Arteris Insider Bayview Legacy Divests 50,000 Shares Under 10b5-1 Plan
Rhea-AI Filing Summary
Arteris, Inc. (AIP) Form 4 filing: 10% owner Bayview Legacy, LLC, managed by CEO K. Charles Janac, reported the sale of 50,000 common shares on 08/05/2025. The trade, executed under a Rule 10b5-1 plan adopted 03/05/2025, was coded “S” (open-market sale). Weighted-average price: $13.1199, with individual transactions between $12.35 and $14.20.
Following the sale, Bayview Legacy’s indirect beneficial ownership stands at 9,839,071 shares. No derivative transactions were reported. Janac has filed a separate Form 4 reflecting the same activity due to his control of the LLC.
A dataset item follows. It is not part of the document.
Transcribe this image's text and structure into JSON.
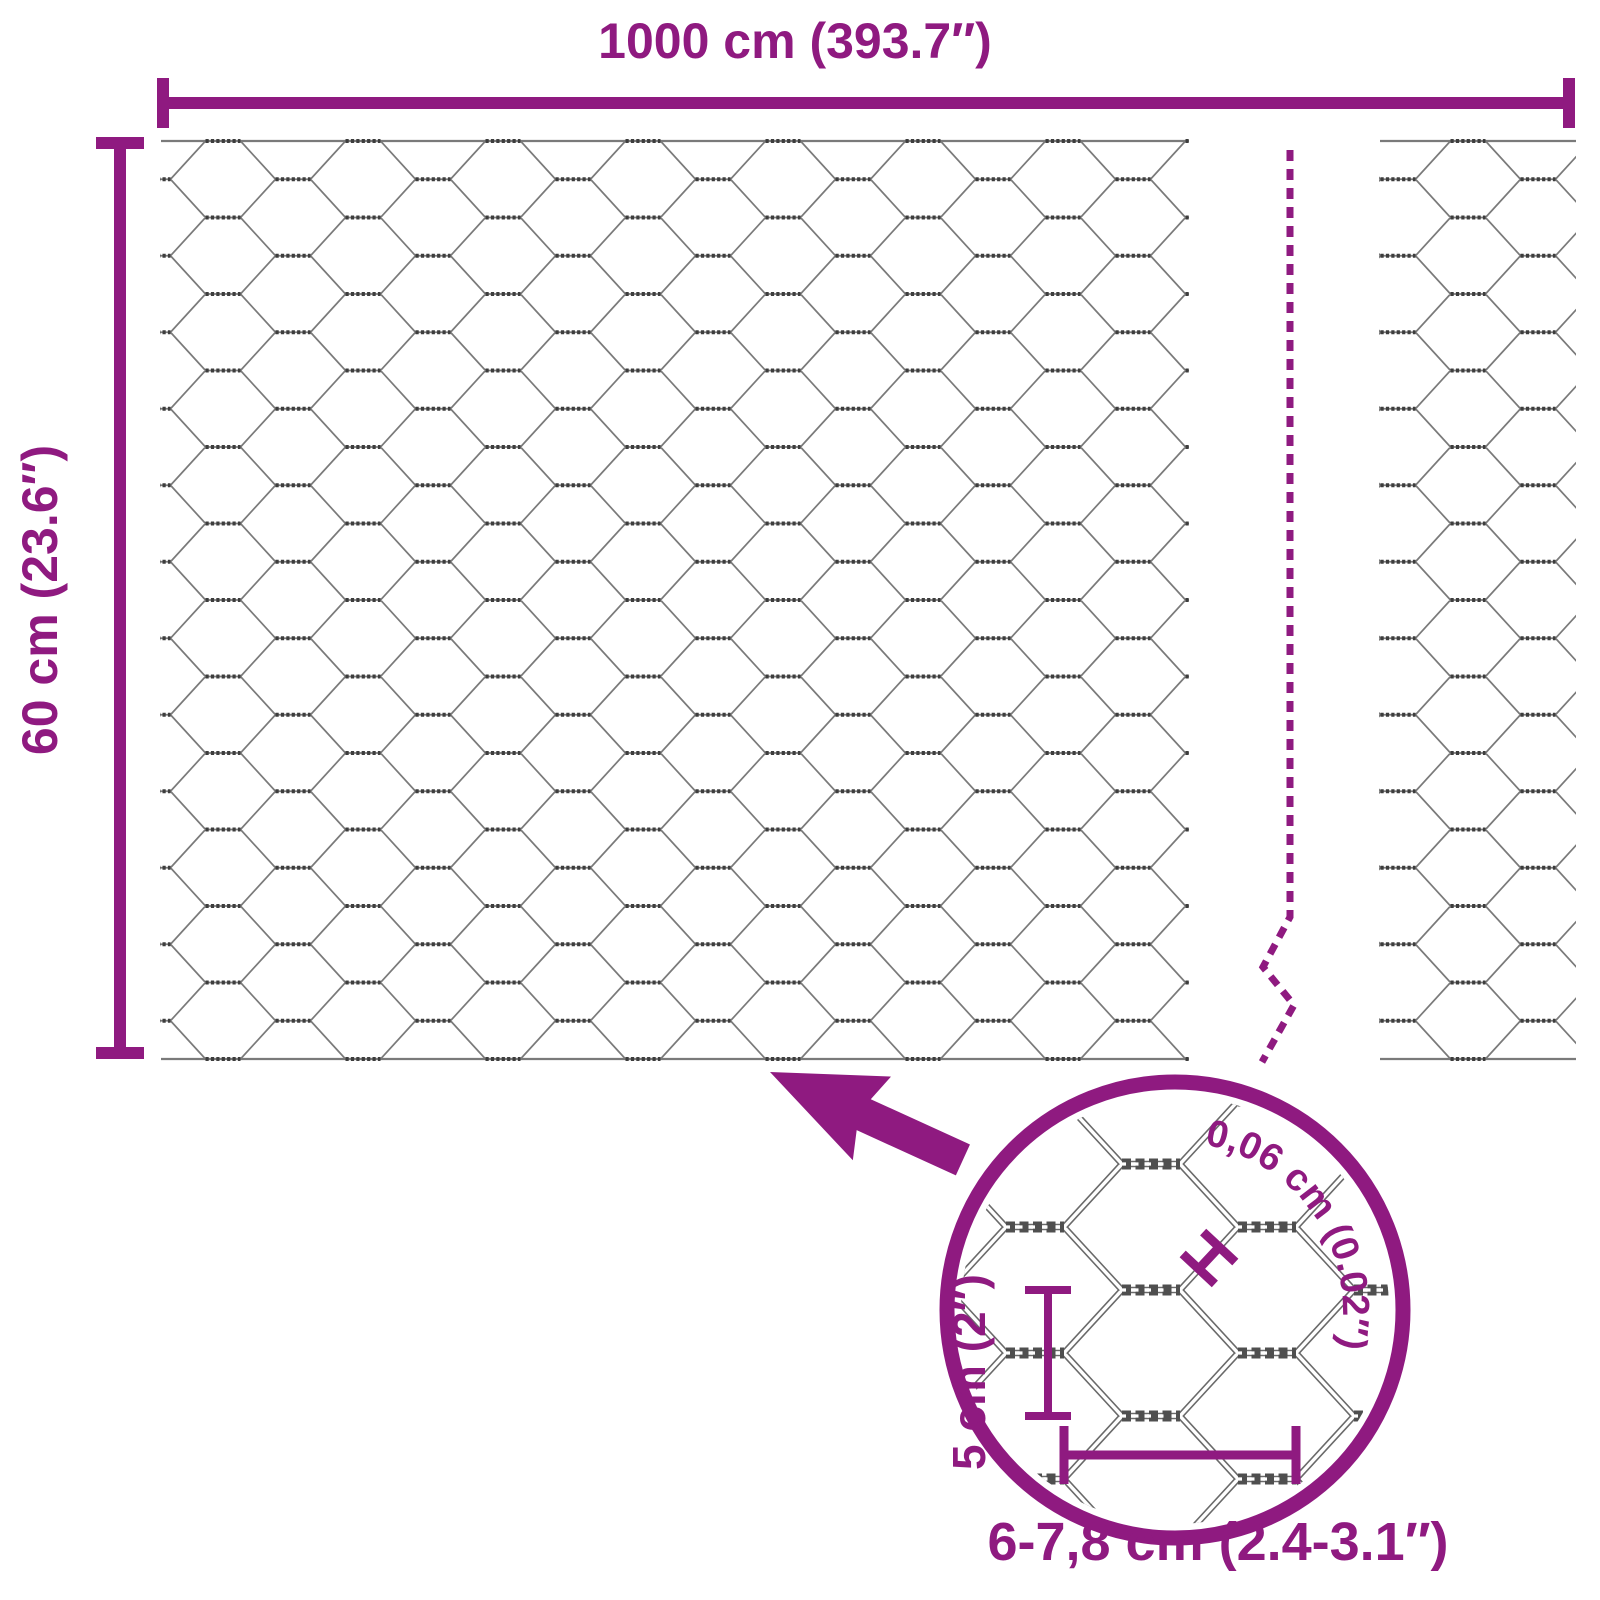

The disposition represents roughly 0.5% of Bayview Legacy’s post-transaction holdings, leaving the insider with a substantial stake and signaling limited portfolio rebalancing rather than a material exit.
Positive
- Sale executed under a pre-disclosed Rule 10b5-1 plan, enhancing transparency and reducing potential insider-trading concerns.
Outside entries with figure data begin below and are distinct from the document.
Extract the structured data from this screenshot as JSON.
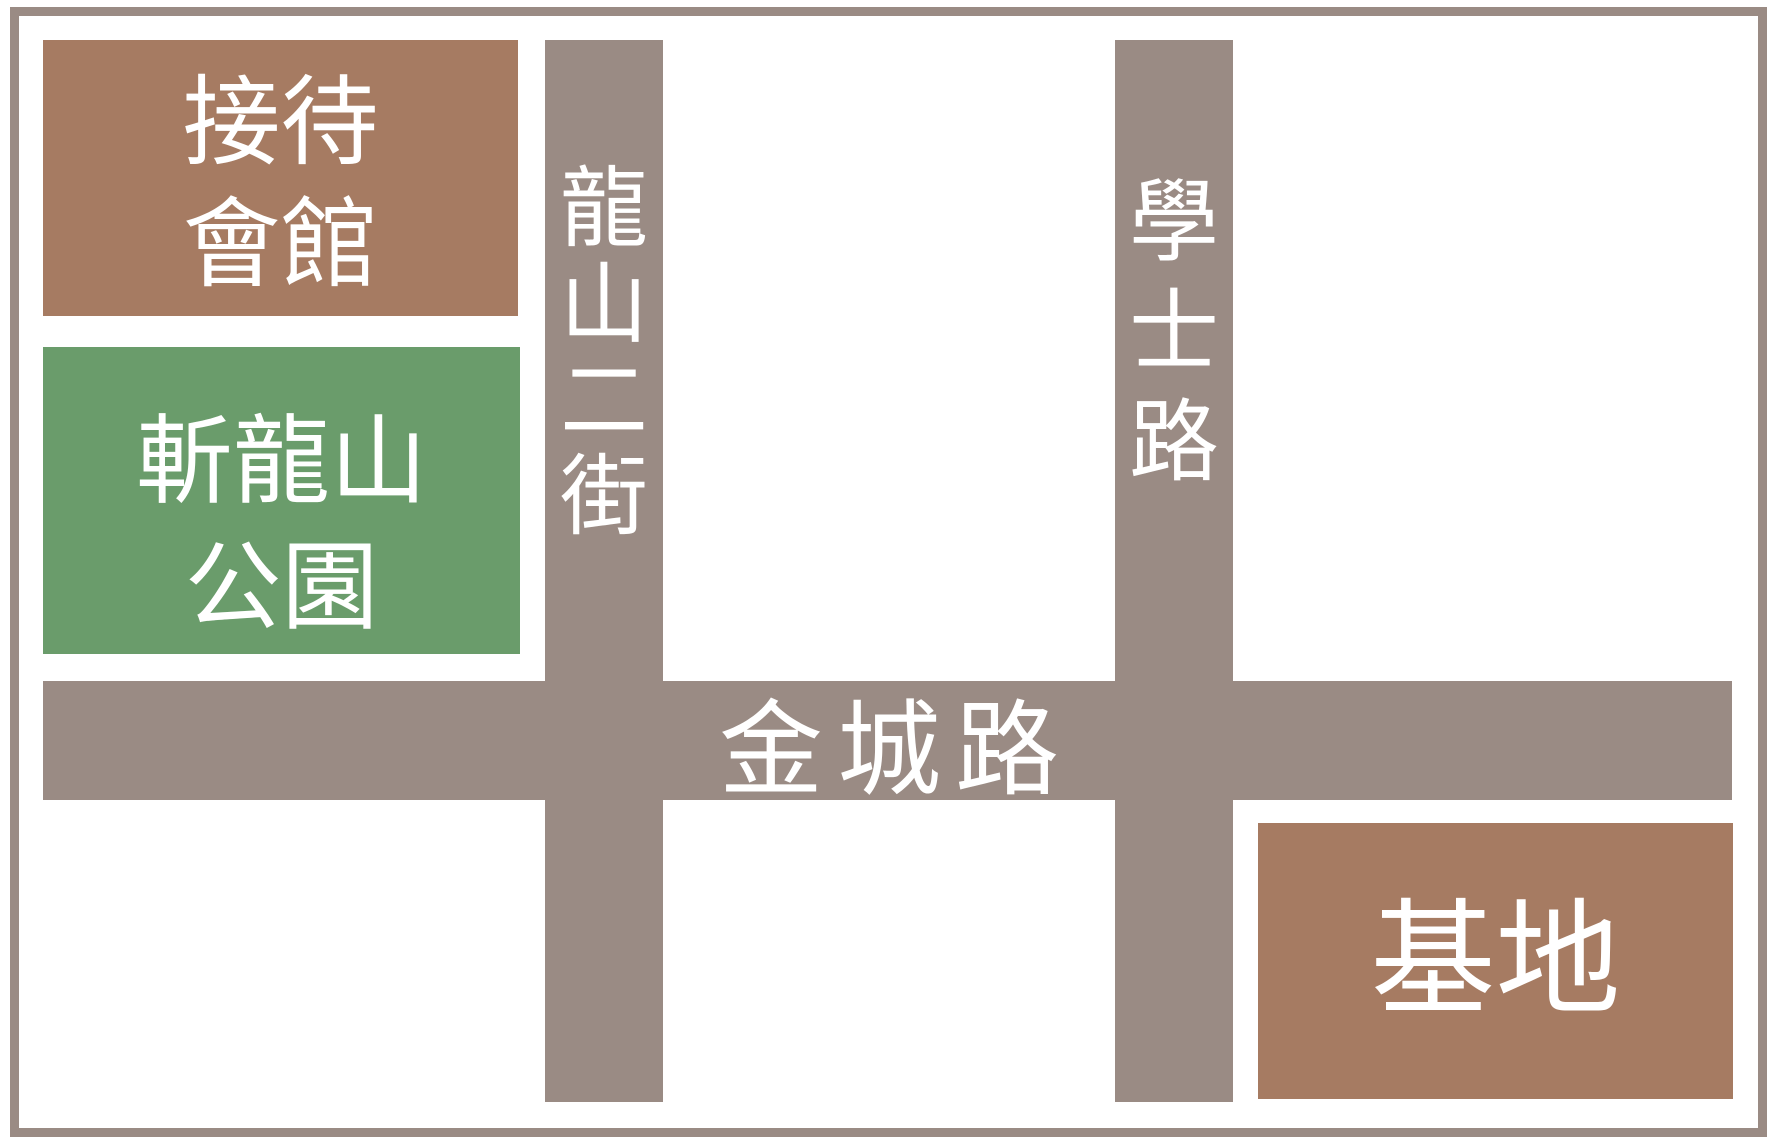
{
  "map": {
    "colors": {
      "road": "#9a8b84",
      "border": "#9a8b84",
      "building_brown": "#a67b62",
      "park_green": "#6a9c6b",
      "label_text": "#ffffff",
      "background": "#ffffff"
    },
    "buildings": {
      "reception": {
        "line1": "接待",
        "line2": "會館"
      },
      "park": {
        "line1": "斬龍山",
        "line2": "公園"
      },
      "site": {
        "label": "基地"
      }
    },
    "roads": {
      "longshan_2nd_street": "龍山二街",
      "xueshi_road": "學士路",
      "jincheng_road": "金城路"
    }
  }
}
- Insider retains 9.84 million shares, maintaining significant alignment with shareholder interests.
Negative
- 50,000 shares were sold by a 10% owner, which can be read as a modest bearish signal despite its small proportion of holdings.
Insights
TL;DR: Small 50k-share sale by 10% owner; negligible dilution, neutral impact.
The transaction equals about 0.5% of Bayview Legacy’s stake, suggesting routine liquidity rather than a directional view on AIP fundamentals. Execution under a pre-arranged 10b5-1 plan lowers the informational content of the trade, and the remaining 9.84 million shares continue to align insider interests with shareholders. I view the filing as neutral for valuation or near-term price action.
TL;DR: Transparent, plan-based sale supports governance best practices.
Use of a dated 10b5-1 trading plan and detailed price disclosure meet updated SEC guidance, reducing litigation risk and perception of opportunistic trading. With no derivative activity or board changes, governance posture remains intact. Insider still qualifies as 10% holder, so filing cadence should continue. Overall governance impact: neutral-to-positive.
Insider Trade Summary
| Type | Security | Shares | Price | Value |
|---|---|---|---|---|
| Sale | Common Stock | 50,000 | $13.1199 | $656K |
Footnotes (1)
- Transaction made pursuant to a 10b5-1 trading plan that was adopted by K. Charles Janac, as the manager of Bayview Legacy, LLC, on March 5, 2025. K. Charles Janac, in his individual capacity, has separately filed a Form 4 on the date hereof reporting the same transaction given his beneficial ownership of the reported security through Bayview Legacy, LLC, which he controls as its manager. The price reported in Column 4 is a weighted average sale price. These shares were sold in multiple transactions at prices ranging from $12.35 to $14.20 inclusive. The Reporting Person undertakes to provide the Issuer, any security holder of the Issuer, or the staff of the Securities and Exchange Commission, upon request, full information regarding the number of shares sold at each separate price within the range set forth in this footnote. K. Charles Janac is the manager of Bayview Legacy, LLC and as such is deemed to have voting and dispositive power over the shares beneficially owned by Bayview Legacy, LLC.